Je trouve que le « sizain Abril » est très effecteur de mémoire, comme on dit…
Les vôtres ne quittent pas mon chevet. Ils sont dans l’Histoire brûlante ».
                                                                (Jacques Jouet, déc. 2025)

(Extraits)

On serait né un peu plus à l’est – dans des histoires
d’orgueilleuse impudeur, humides et opaques
comme ta vie aux prises avec d’antiques patois

Lâchés à travers des paysages sans âge,
sur la ligne parcheminée du dire et de l’usure

Là-bas, sous l’œil insolent des désertoirs

*

Au jour deuxième de la guerre, sous un astre morne,
elle priait le dieu coupeur de têtes et d’ancolies :
laisse mes mots pourrir à la place des morts

Délesté du frisson des salves et des hymnes,
je me suis égaillé au hasard des syllabes

Corbeau rouge-noir tel un totem hérétique

*

Ici l’idéal a bouffé le schéol et ses étoiles,
les myriades d’oiseaux évadés des augures /
les noms et dates biffés de ma nébuleuse histoire

Et parmi les épaves d’effroyables certitudes,
la peur ancestrale de n’être qu’à reculons insurgé

Tous esprits désunis dans la plus basse communion

*

Salut aux simples, aux esseulés dans le hors-champ
d’une vie passée à empailler ses ombres errantes,
comme une virtuelle monnaie d’échange

En remontant aux prémisses, aux sorts jetés
par le ressac des sésames et des césures

Au fond du puits maternel, l’insolvable mantra

*

Lance tes guérillas de soleils d’eau douce,
sans chuchotis ni postures insidieuses,
contre ceux en qui la slavitude se dédouble

Anna A. l’avait dit : rien de plus insipide
que les songes d’autrui et le coït des autres

Rêvez-moi indécent – voyeur de moi-même

Boutcha de Serhij Lykhovid (Ukraine)

* * *

Notice de Christophe Stolowicki

   Il suffit que les mots se décalent sur les portées du sens pour qu’en sonne la charge et qu’ils se rechargent d’un sens qui bouleverse notre lecture.

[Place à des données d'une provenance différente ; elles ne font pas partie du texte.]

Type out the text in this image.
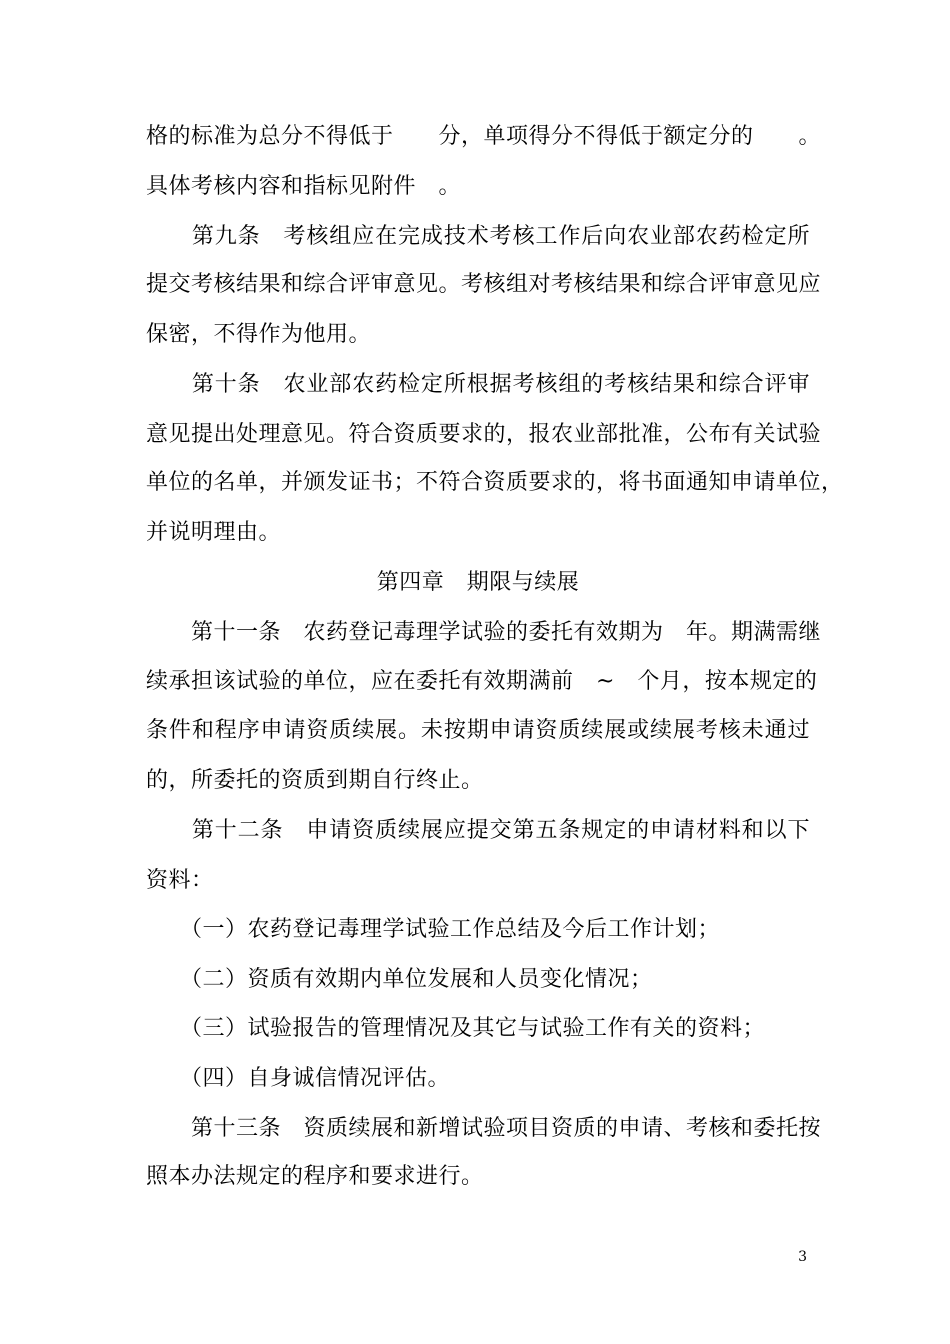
格的标准为总分不得低于　　分，单项得分不得低于额定分的　　。
具体考核内容和指标见附件　。
　　第九条　考核组应在完成技术考核工作后向农业部农药检定所
提交考核结果和综合评审意见。考核组对考核结果和综合评审意见应
保密，不得作为他用。
　　第十条　农业部农药检定所根据考核组的考核结果和综合评审
意见提出处理意见。符合资质要求的，报农业部批准，公布有关试验
单位的名单，并颁发证书；不符合资质要求的，将书面通知申请单位，
并说明理由。
第四章　期限与续展
　　第十一条　农药登记毒理学试验的委托有效期为　年。期满需继
续承担该试验的单位，应在委托有效期满前　~　个月，按本规定的
条件和程序申请资质续展。未按期申请资质续展或续展考核未通过
的，所委托的资质到期自行终止。
　　第十二条　申请资质续展应提交第五条规定的申请材料和以下
资料：
　　（一）农药登记毒理学试验工作总结及今后工作计划；
　　（二）资质有效期内单位发展和人员变化情况；
　　（三）试验报告的管理情况及其它与试验工作有关的资料；
　　（四）自身诚信情况评估。
　　第十三条　资质续展和新增试验项目资质的申请、考核和委托按
照本办法规定的程序和要求进行。
3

Un titre détestable, pourquoi titrer d’un néologisme ? Parce que seul désertoir, qui mieux qu’avec démêloir, déversoir, dépotoir, déboires, rime avec laminoir et l’âme noire d’un passé juif, rime avec trottoirs d’un galop tourné au tsunami, rend exactement un mot sans doute slave lourd d’avoir cheminé de poème en poème jusqu’à prendre toute sa force traduit en français. Parce qu’il est des détresses fertiles que la langue française n’a pas appris à connaître.

Henri Abril, ce douloureux, ce charnel traducteur plurilingue plutôt que polyglotte (polyglotte fait trop vibrer de performance), dont le chemin de langue en langue, route de crête semée de précipices sur des siècles, s’attarde sur les dialectes vécus comme des idiolectes, idiot d’Europe non international – d’épouse ukrainienne, a partagé toute sa vie entre la Russie (je devrais dire le russe, véhicule de quelques recueils de ses poèmes, et l’Espagne sa matrie (« entre les dents un matronyme tremblant de pudeur »), dans l’entre-deux le français comme principale langue d’écriture. Il se partage désormais entre l’Ukraine meurtrie sous les obus et les drones, et une Espagne derechef confrontée à son passé.

Ce pacifiste chez qui la forme détermine l’action – ici des sixains par deux fois composés d’un « tercet enchâssé dans une rime slave (infléchie ou tronquée après consonne d’appui et voyelle), distique en italique, monostiche orphelin et rescapé », soit la rime approximative de forte allitération que seule le français a conservée de son passé racinien et hugolâtre de facture théorisée par Malherbe – a dû se surprendre de sonner une telle charge de cavalerie (« scrutant un millénaire affranchi de ses mythes » dans « L’ombre tachée de sang du dernier ménestrel », parmi « Nos mortes qui survivent debout / linge tordu »), son alezane se muant en un destrier farouche.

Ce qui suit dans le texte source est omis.